En visite auprès des militaires patrouillant sur le bassin de la Villette, dans le nord-est de Paris, la ministre des Armées, Florence Parly, a confirmé que «Sentinelle restera en place tant qu'elle sera utile à la protection des Français. Il faut maintenant s'inscrire dans la durée, et déployer nos efforts de façon un peu différente. L'objectif est de s'adapter sans cesse à la menace.»

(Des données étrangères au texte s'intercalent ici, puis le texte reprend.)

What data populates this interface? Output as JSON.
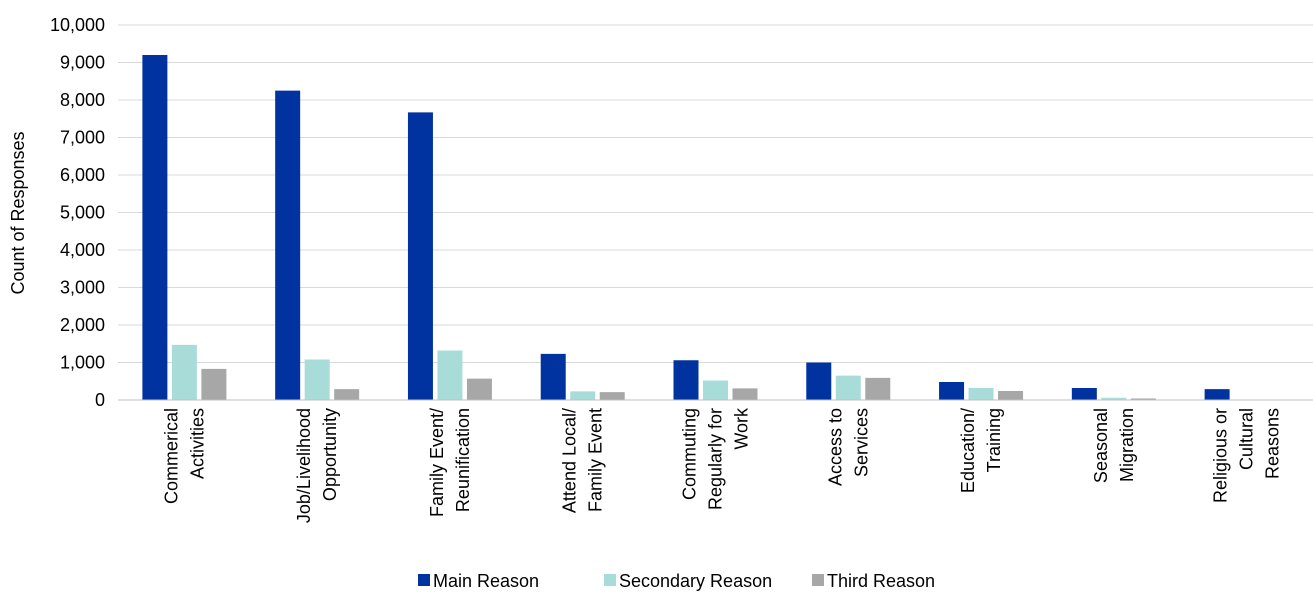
{
  "chart_data": {
    "type": "bar",
    "title": "",
    "ylabel": "Count of Responses",
    "xlabel": "",
    "ylim": [
      0,
      10000
    ],
    "yticks": [
      0,
      1000,
      2000,
      3000,
      4000,
      5000,
      6000,
      7000,
      8000,
      9000,
      10000
    ],
    "ytick_labels": [
      "0",
      "1,000",
      "2,000",
      "3,000",
      "4,000",
      "5,000",
      "6,000",
      "7,000",
      "8,000",
      "9,000",
      "10,000"
    ],
    "grid": true,
    "legend_position": "bottom",
    "categories": [
      [
        "Commerical",
        "Activities"
      ],
      [
        "Job/Livelihood",
        "Opportunity"
      ],
      [
        "Family Event/",
        "Reunification"
      ],
      [
        "Attend Local/",
        "Family Event"
      ],
      [
        "Commuting",
        "Regularly for",
        "Work"
      ],
      [
        "Access to",
        "Services"
      ],
      [
        "Education/",
        "Training"
      ],
      [
        "Seasonal",
        "Migration"
      ],
      [
        "Religious or",
        "Cultural",
        "Reasons"
      ]
    ],
    "series": [
      {
        "name": "Main Reason",
        "color": "#0033a0",
        "values": [
          9200,
          8250,
          7670,
          1230,
          1060,
          1000,
          480,
          320,
          290
        ]
      },
      {
        "name": "Secondary Reason",
        "color": "#a8dcd9",
        "values": [
          1470,
          1080,
          1320,
          230,
          520,
          650,
          320,
          60,
          0
        ]
      },
      {
        "name": "Third Reason",
        "color": "#a7a7a7",
        "values": [
          830,
          290,
          570,
          210,
          310,
          590,
          240,
          40,
          0
        ]
      }
    ]
  }
}
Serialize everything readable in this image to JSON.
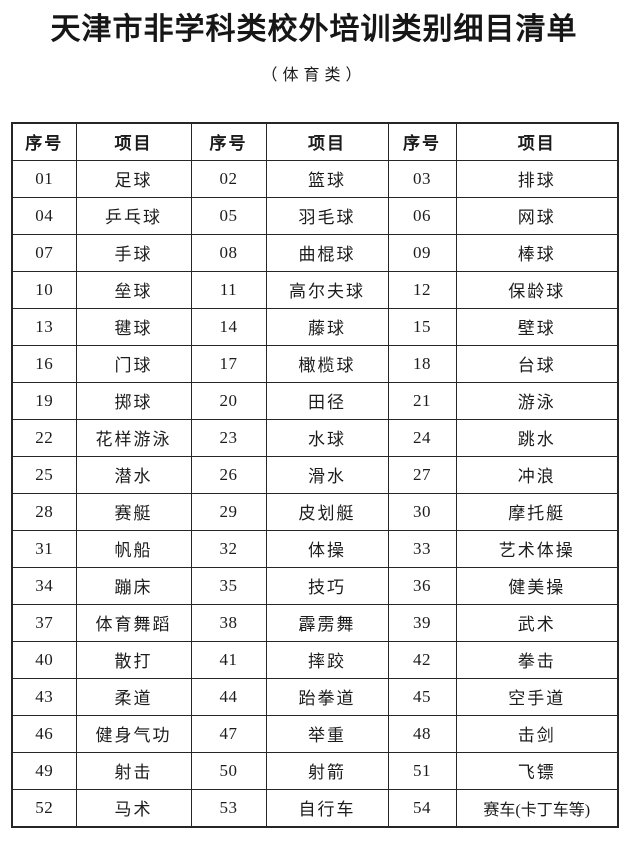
{
  "page": {
    "title": "天津市非学科类校外培训类别细目清单",
    "subtitle": "（体育类）"
  },
  "colors": {
    "background": "#ffffff",
    "text": "#1c1c1c",
    "border": "#262626"
  },
  "table": {
    "headers": [
      "序号",
      "项目",
      "序号",
      "项目",
      "序号",
      "项目"
    ],
    "rows": [
      [
        "01",
        "足球",
        "02",
        "篮球",
        "03",
        "排球"
      ],
      [
        "04",
        "乒乓球",
        "05",
        "羽毛球",
        "06",
        "网球"
      ],
      [
        "07",
        "手球",
        "08",
        "曲棍球",
        "09",
        "棒球"
      ],
      [
        "10",
        "垒球",
        "11",
        "高尔夫球",
        "12",
        "保龄球"
      ],
      [
        "13",
        "毽球",
        "14",
        "藤球",
        "15",
        "壁球"
      ],
      [
        "16",
        "门球",
        "17",
        "橄榄球",
        "18",
        "台球"
      ],
      [
        "19",
        "掷球",
        "20",
        "田径",
        "21",
        "游泳"
      ],
      [
        "22",
        "花样游泳",
        "23",
        "水球",
        "24",
        "跳水"
      ],
      [
        "25",
        "潜水",
        "26",
        "滑水",
        "27",
        "冲浪"
      ],
      [
        "28",
        "赛艇",
        "29",
        "皮划艇",
        "30",
        "摩托艇"
      ],
      [
        "31",
        "帆船",
        "32",
        "体操",
        "33",
        "艺术体操"
      ],
      [
        "34",
        "蹦床",
        "35",
        "技巧",
        "36",
        "健美操"
      ],
      [
        "37",
        "体育舞蹈",
        "38",
        "霹雳舞",
        "39",
        "武术"
      ],
      [
        "40",
        "散打",
        "41",
        "摔跤",
        "42",
        "拳击"
      ],
      [
        "43",
        "柔道",
        "44",
        "跆拳道",
        "45",
        "空手道"
      ],
      [
        "46",
        "健身气功",
        "47",
        "举重",
        "48",
        "击剑"
      ],
      [
        "49",
        "射击",
        "50",
        "射箭",
        "51",
        "飞镖"
      ],
      [
        "52",
        "马术",
        "53",
        "自行车",
        "54",
        "赛车(卡丁车等)"
      ]
    ]
  }
}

Le dispositif a déjà connu des ajustements et les missions des militaires ont évolué. Comme le recommandait un rapport du Secrétariat général de la défense et de la sécurité nationale (SGDSN), les patrouilles mobiles, jugées moins astreignantes, ont remplacé les gardes statiques en septembre. Des adaptations destinées à améliorer le quotidien des soldats et à enrayer le départ des jeunes engagés. Alors que les candidatures ont afflué lors de la vague d'attentats de 2015, beaucoup n'ont pas trouvé ce qu'ils cherchaient. «Quand on nous a dit que l'opération allait durer sur le long terme, il y a eu une vague de départs dans le régiment», témoignait récemment un jeune militaire, cité par le Monde.

«Coup dur»

La haute hiérarchie a bien conscience du problème. «Nos jeunes s'engagent pour l'action et pour voir du pays. Quand on leur dit que leur première mission sera "Sentinelle" à la gare du Nord, cela ne les fait pas rêver. Je ne vais pas raconter des histoires : ils se sont engagés d'abord pour partir au Mali ou sur d'autres théâtres d'opérations extérieurs», expliquait le chef d'état-major de l'armée de terre (Cemat) aux députés de la commission de la défense qui l'auditionnaient le 19 juillet. Pas question, pour autant, de mettre un terme à toute présence sur le sol français, poursuivait le général Bosser : «Quel que soit l'avenir de Sentinelle, je pense que nous n'échapperons pas à un déploiement militaire, sur le territoire national, sur des sites particuliers.»Et faisait une proposition de refonte : 3 000 soldats pour les zones touristiques parisiennes, 3 000 en réserve «en cas de coup dur» (donc d'attentat) et 3 000 consacrés à l'«anticipation». La nouvelle doctrine doit être présentée à l'automne, à la veille de son troisième anniversaire.